If your destination cluster is an ADLS Gen 2 cluster, change the preceding command to adjust for the configurations that are used by ADLS Gen 2:

hbase org.apache.hadoop.hbase.snapshot.ExportSnapshot -Dfs.azure.account.key.<account_name>.dfs.core.windows.net=<key> -Dfs.azure.account.auth.type.<account_name>.dfs.core.windows.net=SharedKey -Dfs.azure.always.use.https.<account_name>.dfs.core.windows.net=false -Dfs.azure.account.keyprovider.<account_name>.dfs.core.windows.net=org.apache.hadoop.fs.azurebfs.services.SimpleKeyProvider -snapshot 'Snapshot1' -copy-to 'abfs://<container>@<account_name>.dfs.core.windows.net/hbase'

After the snapshot is exported, SSH into the head node of the destination cluster and restore the snapshot by using the clone_snapshot command as described earlier.

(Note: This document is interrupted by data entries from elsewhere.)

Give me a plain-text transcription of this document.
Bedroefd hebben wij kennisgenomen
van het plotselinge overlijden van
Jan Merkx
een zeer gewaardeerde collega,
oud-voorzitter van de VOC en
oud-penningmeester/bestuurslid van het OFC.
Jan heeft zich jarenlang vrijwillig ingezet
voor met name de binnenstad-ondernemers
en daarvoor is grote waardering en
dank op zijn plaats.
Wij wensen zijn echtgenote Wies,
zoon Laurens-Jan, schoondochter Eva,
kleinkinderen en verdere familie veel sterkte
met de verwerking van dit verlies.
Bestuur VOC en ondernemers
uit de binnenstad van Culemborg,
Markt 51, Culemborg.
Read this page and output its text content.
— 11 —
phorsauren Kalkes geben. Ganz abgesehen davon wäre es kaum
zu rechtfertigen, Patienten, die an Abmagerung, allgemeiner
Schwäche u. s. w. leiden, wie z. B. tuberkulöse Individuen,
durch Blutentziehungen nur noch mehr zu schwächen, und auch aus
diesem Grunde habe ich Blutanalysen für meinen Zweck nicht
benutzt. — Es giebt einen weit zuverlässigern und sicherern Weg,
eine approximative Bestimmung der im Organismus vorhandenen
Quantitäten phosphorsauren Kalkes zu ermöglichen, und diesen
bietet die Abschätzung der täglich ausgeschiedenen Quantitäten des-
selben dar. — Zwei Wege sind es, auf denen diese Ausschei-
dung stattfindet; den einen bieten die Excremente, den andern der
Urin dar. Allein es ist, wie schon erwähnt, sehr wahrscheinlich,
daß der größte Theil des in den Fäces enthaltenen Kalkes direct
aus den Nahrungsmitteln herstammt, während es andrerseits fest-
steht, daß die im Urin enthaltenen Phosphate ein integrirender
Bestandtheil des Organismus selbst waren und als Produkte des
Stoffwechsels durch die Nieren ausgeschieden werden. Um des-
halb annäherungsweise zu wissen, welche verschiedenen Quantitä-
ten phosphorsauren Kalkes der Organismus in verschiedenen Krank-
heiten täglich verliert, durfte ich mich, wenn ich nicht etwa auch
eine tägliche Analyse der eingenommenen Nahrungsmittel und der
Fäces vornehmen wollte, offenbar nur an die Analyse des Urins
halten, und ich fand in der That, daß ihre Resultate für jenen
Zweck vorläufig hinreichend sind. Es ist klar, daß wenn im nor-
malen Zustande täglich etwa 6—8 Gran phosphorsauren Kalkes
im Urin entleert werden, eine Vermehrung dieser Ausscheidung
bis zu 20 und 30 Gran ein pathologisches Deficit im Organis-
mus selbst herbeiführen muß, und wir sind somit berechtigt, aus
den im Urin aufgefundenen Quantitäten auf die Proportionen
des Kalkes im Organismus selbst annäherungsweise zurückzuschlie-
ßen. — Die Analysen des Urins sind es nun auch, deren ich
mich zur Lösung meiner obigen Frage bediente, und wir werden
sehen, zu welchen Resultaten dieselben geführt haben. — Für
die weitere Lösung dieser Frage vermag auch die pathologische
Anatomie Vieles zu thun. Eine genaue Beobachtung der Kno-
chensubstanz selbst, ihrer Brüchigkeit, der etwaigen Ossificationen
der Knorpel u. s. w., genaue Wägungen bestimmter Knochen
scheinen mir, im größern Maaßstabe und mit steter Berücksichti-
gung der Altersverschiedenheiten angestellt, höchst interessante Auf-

Snapshots provide a complete backup of a table at the time of the snapshot command. Snapshots don't provide the ability to perform incremental snapshots by windows of time, nor to specify subsets of columns families to include in the snapshot.

Replication

HBase replication automatically pushes transactions from a source cluster to a destination cluster, using an asynchronous mechanism with minimal overhead on the source cluster. In HDInsight, you can set up replication between clusters where:

The source and destination clusters are in the same virtual network.
The source and destinations clusters are in different virtual networks connected by a VPN gateway, but both clusters exist in the same geographic location.
The source cluster and destinations clusters are in different virtual networks connected by a VPN gateway and each cluster exists in a different geographic location.

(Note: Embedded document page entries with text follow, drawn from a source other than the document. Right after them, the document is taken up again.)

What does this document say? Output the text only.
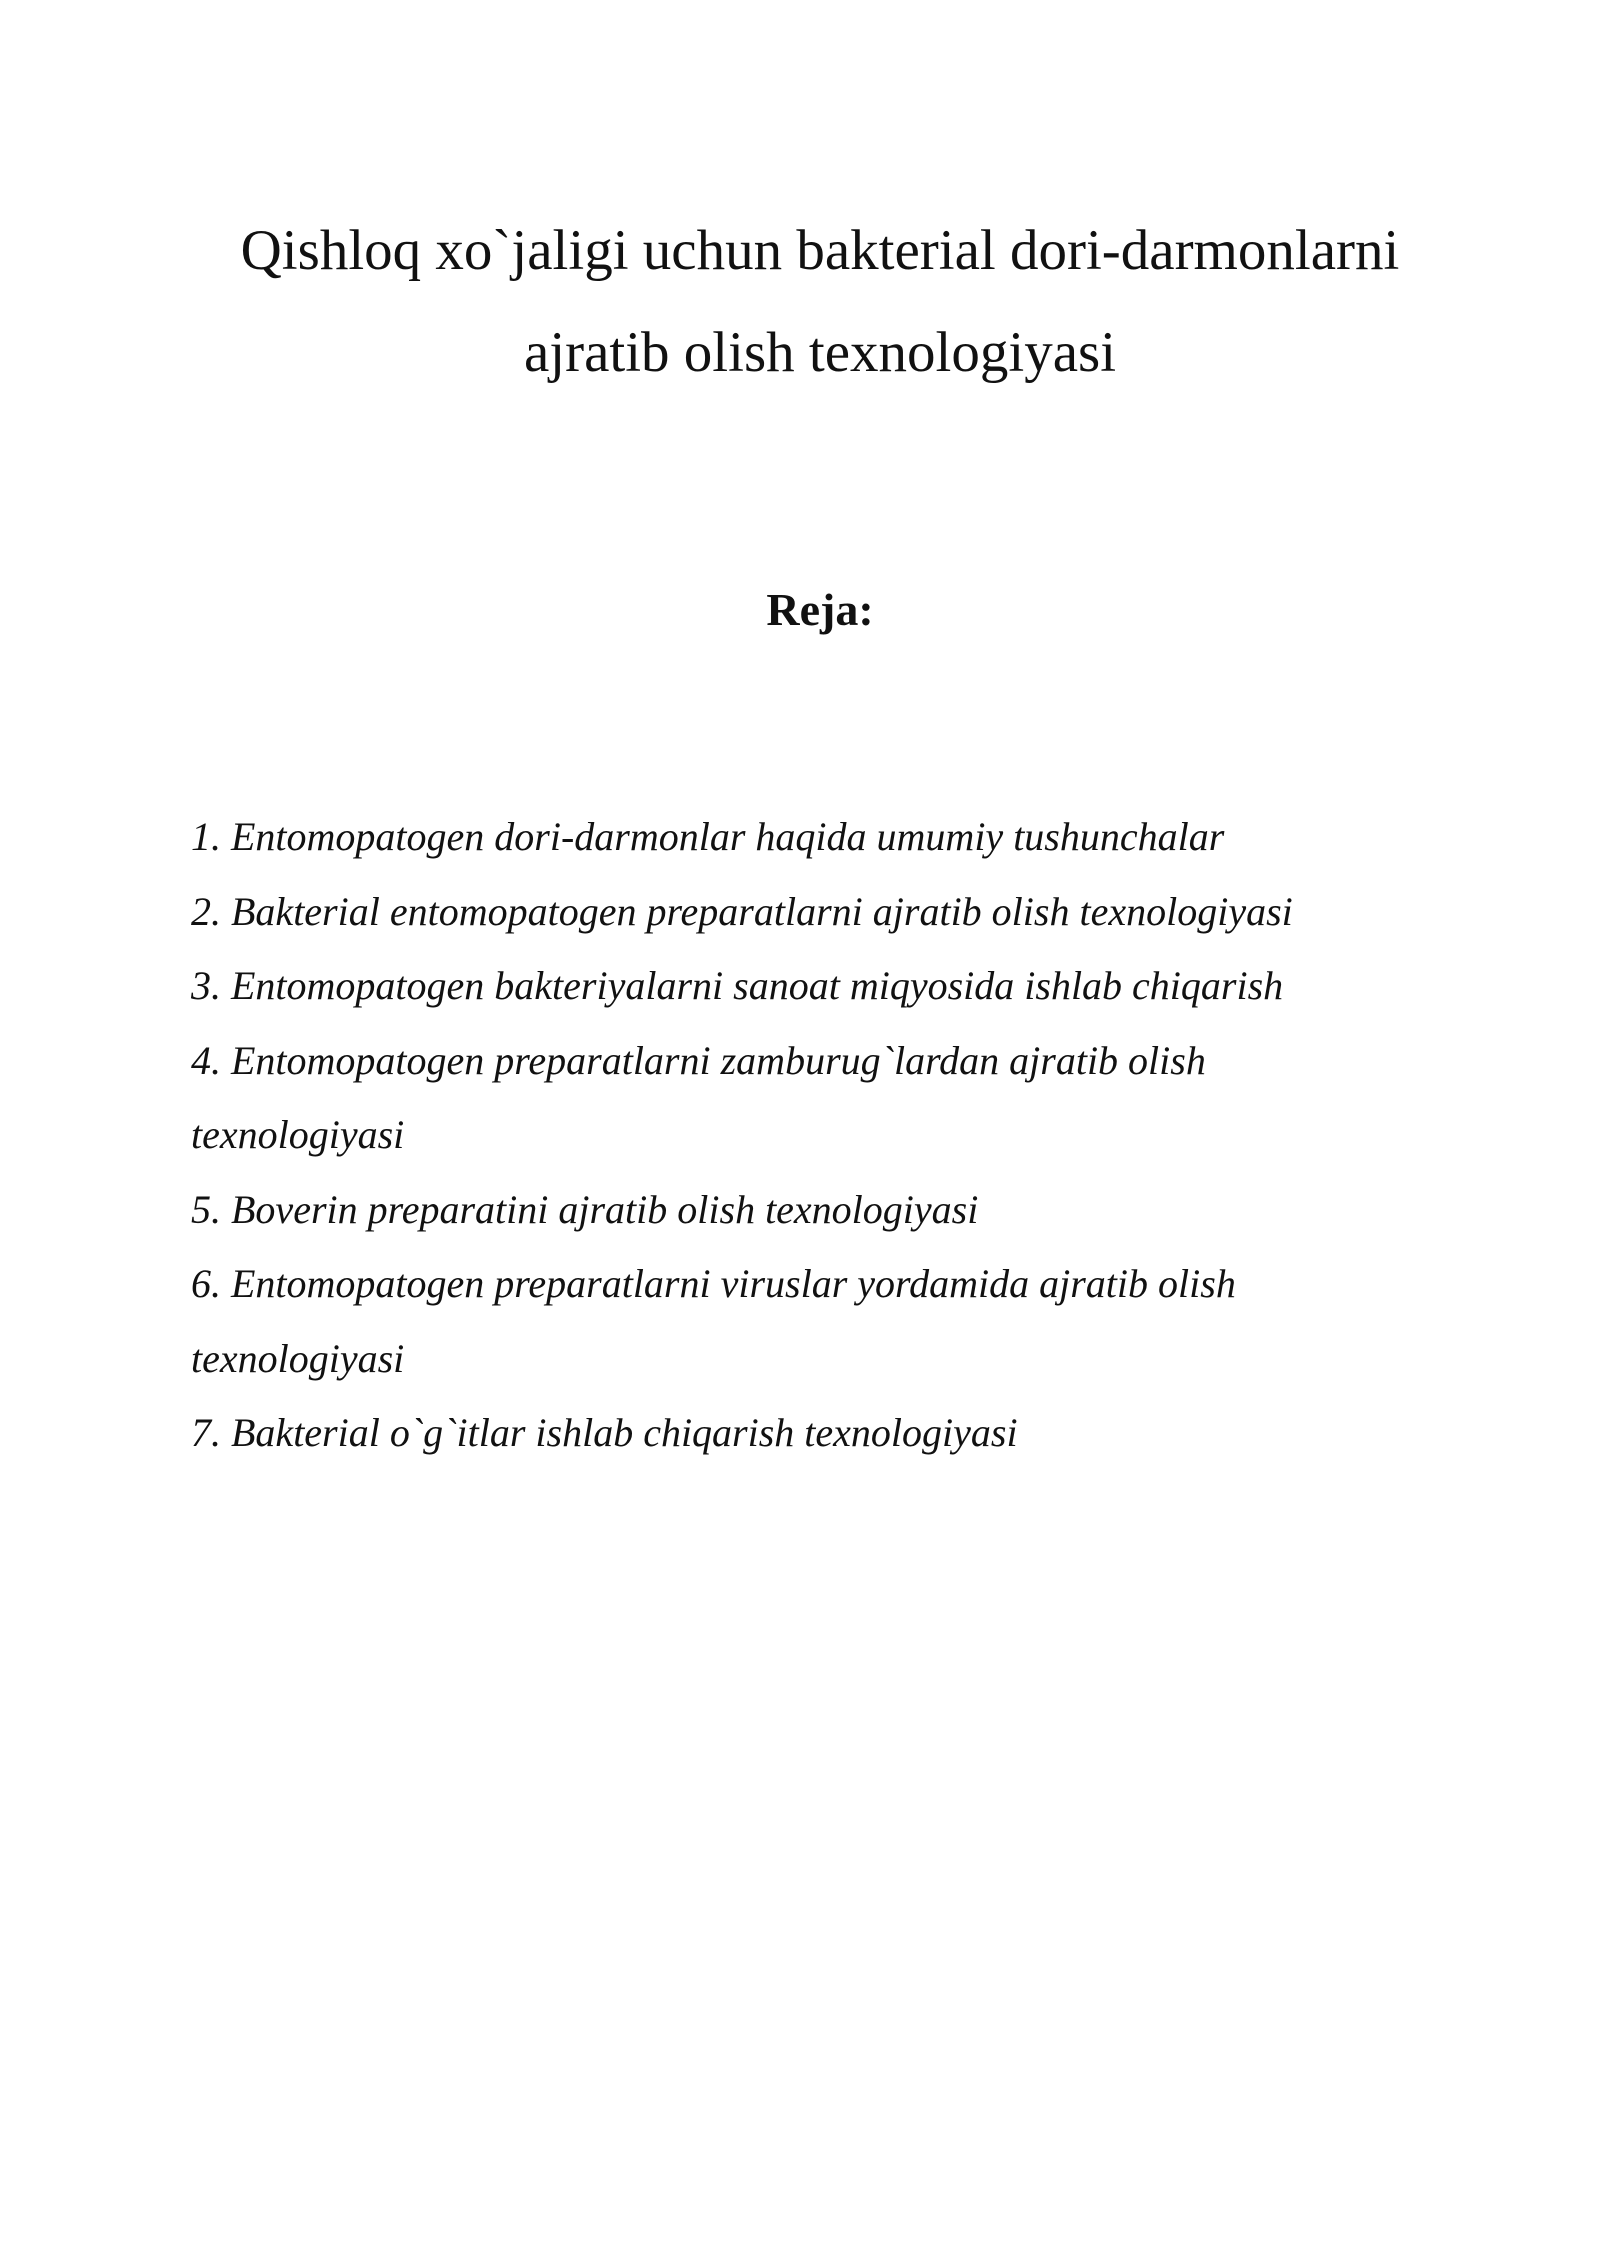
Qishloq xo`jaligi uchun bakterial dori-darmonlarni
ajratib olish texnologiyasi
Reja:
1. Entomopatogen dori-darmonlar haqida umumiy tushunchalar
2. Bakterial entomopatogen preparatlarni ajratib olish texnologiyasi
3. Entomopatogen bakteriyalarni sanoat miqyosida ishlab chiqarish
4. Entomopatogen preparatlarni zamburug`lardan ajratib olish
texnologiyasi
5. Boverin preparatini ajratib olish texnologiyasi
6. Entomopatogen preparatlarni viruslar yordamida ajratib olish
texnologiyasi
7. Bakterial o`g`itlar ishlab chiqarish texnologiyasi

The general steps to set up replication are:

On the source cluster, create the tables and populate data.
On the destination cluster, create empty destination tables with the source table's schema.
Register the destination cluster as a peer to the source cluster.
Enable replication on the desired source tables.
Copy existing data from the source tables to the destination tables.
Replication automatically copies new data modifications to the source tables into the destination tables.

To enable replication on HDInsight, apply a Script Action to your running source HDInsight cluster. For a walkthrough of enabling replication in your cluster, or to experiment with replication on sample clusters created in virtual networks using Azure Resource Manager templates, see Configure Apache HBase replication. That article also includes instructions for enabling replication of Phoenix metadata.